Using his box cutter from the plant, he cut three of the most valuable paintings, according to the art magazine, out of their frames and rolled them up so they would fit in a poster tube he had left in the car. He would grab the tube on the way out and slip in the paintings before hiking across the golf course to the train station, less than a mile away. He would hide the paintings until the heat was off and he could get them to the art dealer. He would show up at work in the morning as if nothing had happened. The cops would be there, of course, with their rubber hoses out, and he would be a person of interest. Person of interest? A ridiculous misnomer, thanks to political correctness, considering his history of violence and crime. Detectives would be all over him as to his whereabouts the night before, about the missing paintings, and they would lean on him hard.
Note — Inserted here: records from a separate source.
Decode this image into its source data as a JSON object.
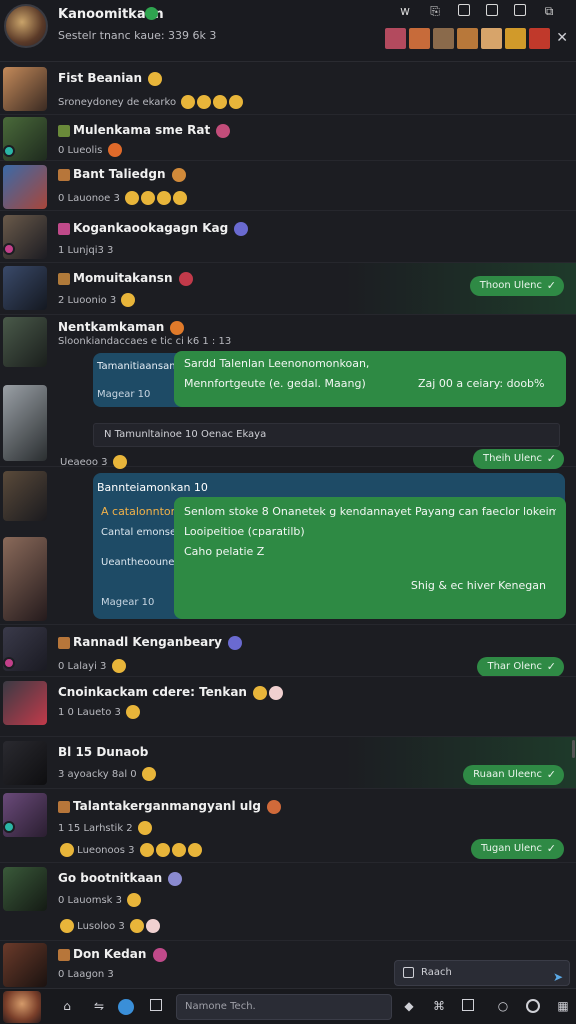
{
  "header": {
    "title": "Kanoomitkaan",
    "subtitle": "Sestelr tnanc kaue: 339 6k 3",
    "icons": [
      "wifi-icon",
      "clip-icon",
      "window-icon",
      "box-icon",
      "square-icon",
      "restore-icon"
    ],
    "thumb_colors": [
      "#b34a5e",
      "#c76b3a",
      "#8a6a4b",
      "#b8783a",
      "#d7a46a",
      "#d19a2a",
      "#c0392b"
    ]
  },
  "chats": [
    {
      "name": "Fist Beanian",
      "preview": "Sroneydoney de ekarko",
      "color": "#c48a5a"
    },
    {
      "name": "Mulenkama sme Rat",
      "preview": "0  Lueolis",
      "color": "#4a6a3a"
    },
    {
      "name": "Bant Taliedgn",
      "preview": "0  Lauonoe 3",
      "color": "#3a6aa8"
    },
    {
      "name": "Kogankaookagagn Kag",
      "preview": "1  Lunjqi3 3",
      "color": "#6a5a4a"
    },
    {
      "name": "Momuitakansn",
      "preview": "2  Luoonio 3",
      "color": "#3a4a6a",
      "pill": "Thoon Ulenc"
    },
    {
      "name": "Nentkamkaman",
      "preview": "Sloonkiandaccaes e tic ci k6 1 : 13",
      "color": "#4a5a4a"
    },
    {
      "name": "Rannadl Kenganbeary",
      "preview": "0  Lalayi 3",
      "color": "#3a3a4a"
    },
    {
      "name": "Cnoinkackam cdere: Tenkan",
      "preview": "1 0  Laueto 3",
      "color": "#3a3a44"
    },
    {
      "name": "Bl 15 Dunaob",
      "preview": "3  ayoacky 8al 0",
      "color": "#2a2a30",
      "pill": "Ruaan Uleenc"
    },
    {
      "name": "Talantakerganmangyanl ulg",
      "preview": "1  15  Larhstik 2",
      "color": "#6a4a7a",
      "pill": "Tugan Ulenc"
    },
    {
      "name": "Go bootnitkaan",
      "preview": "0  Lauomsk 3",
      "color": "#3a5a3a"
    },
    {
      "name": "Don Kedan",
      "preview": "0  Laagon 3",
      "color": "#6a3a2a"
    }
  ],
  "thread1": {
    "blue_title": "Tamanitiaansan",
    "blue_line": "Magear 10",
    "green_line1": "Sardd  Talenlan Leenonomonkoan,",
    "green_line2": "Mennfortgeute (e. gedal. Maang)",
    "green_line3": "Zaj 00 a ceiary: doob%",
    "sub": "N  Tamunltainoe 10  Oenac  Ekaya",
    "pill": "Theih Ulenc",
    "footer": "Ueaeoo 3"
  },
  "thread2": {
    "blue_title": "Bannteiamonkan 10",
    "blue_line1": "A catalonnton",
    "blue_line2": "Cantal emonse",
    "blue_line3": "Ueantheooune",
    "blue_line4": "Magear 10",
    "green_line1": "Senlom stoke 8 Onanetek g kendannayet Payang can faeclor lokeim",
    "green_line2": "Looipeitioe (cparatilb)",
    "green_line3": "Caho pelatie Z",
    "green_line4": "Shig & ec hiver Kenegan",
    "pill": "Thar Olenc"
  },
  "search": {
    "placeholder": "Raach"
  },
  "compose": {
    "placeholder": "Namone Tech."
  }
}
But he had been down that road before, knew the procedure, could handle the pressure. He also had an alibi, arranged with the bartender at The Depot, a friend and former con, who ran the tab for him and occasionally slipped him free drinks, and did some drug dealing on the side. Larry would lie to the interrogators, with enough assurance to pass a polygraph test, that Dan had a friend who stopped by the plant occasionally. Another college kid, most likely, who had also taken an art history course and would have known the paintings were valuable. How could Larry know? He had never even graduated from high school. He would tell them the friend never stayed long at the plant, he had paid him little attention, and could never identify him. They would have to conclude the mysterious visitor was Dan's accomplice, who fled the scene with only a few of the paintings after everything went wrong.